In recent times, the landscape of ransomware attacks has evolved, with threat actors altering their strategies. The common practice of encrypting databases and demanding ransoms has given way to a more nuanced approach. As cyber criminals have started adopting a new tactic known as “encryption-less” ransomware attacks.
Previously, adversaries employed double extortion tactics, stealing a portion of data from a database and then encrypting the entire repository, demanding payment in exchange for decryption keys. To amplify the pressure, they also threatened to leak sensitive information onto the dark web if the ransom was not paid promptly.
However, a notable shift has emerged in the way ransomware attackers operate. Instead of causing extensive disruption, they now seek to minimize the impact on their victims. They have introduced a novel approach—establishing a contact point in the form of a 24×7 customer service channel. Through this channel, victims can engage with the hackers’ support representatives to negotiate and facilitate the decryption of their compromised databases.

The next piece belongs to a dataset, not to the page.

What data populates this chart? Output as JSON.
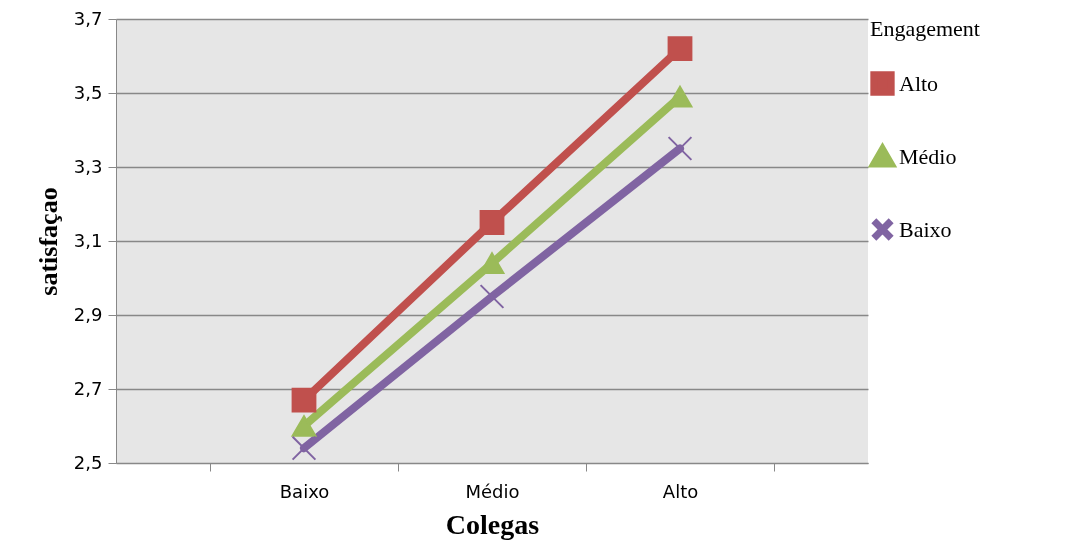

This model resembles a “software as a service” framework, where hackers interact with victims through customer service representatives. Beyond the surface level, this strategy conceals an additional motive. By minimizing downtime for victims, the attackers ensure that fewer incidents are reported to the media, law enforcement, and data protection agencies. This cloak of secrecy grants cybercriminals an extended window of operation and reduces the overall impact on victims.
According to a survey conducted by CrowdStrike, extortion attacks experienced a 20% increase in the preceding year, specifically in 2022. Intriguingly, these attacks involved stealing information without encrypting databases.
Another survey conducted by Cisco Talos between January and July of 2023 revealed a further 25% rise in encryption-less extortion attacks.
In these instances, criminals threaten victims with exposure of stolen data unless a payment is made. This approach benefits both parties involved, as victims are required to pay a comparatively smaller sum, and cyber-criminals circumvent the challenges posed by modern threat monitoring solutions. This move toward encryption-less tactics has enabled criminals to derive financial gains from their activities.
The question that arises is whether this shift in ransomware tactics is a lasting transformation or merely a temporary phase. The answer to this question can only be discerned over time. Future developments, which remain uncertain, will ultimately dictate the persistence or transience of this evolution.
In the present moment, it is evident that ransomware attackers have pivoted their methods. Encryption-less data extortion attacks have been showcased in recent incidents, such as the MoveIT cyber attack orchestrated by the CLOP ransomware gang. The dynamic nature of cyber threats makes it challenging to predict with certainty whether this trend will endure or fade away. Time will reveal the trajectory of this cybersecurity landscape.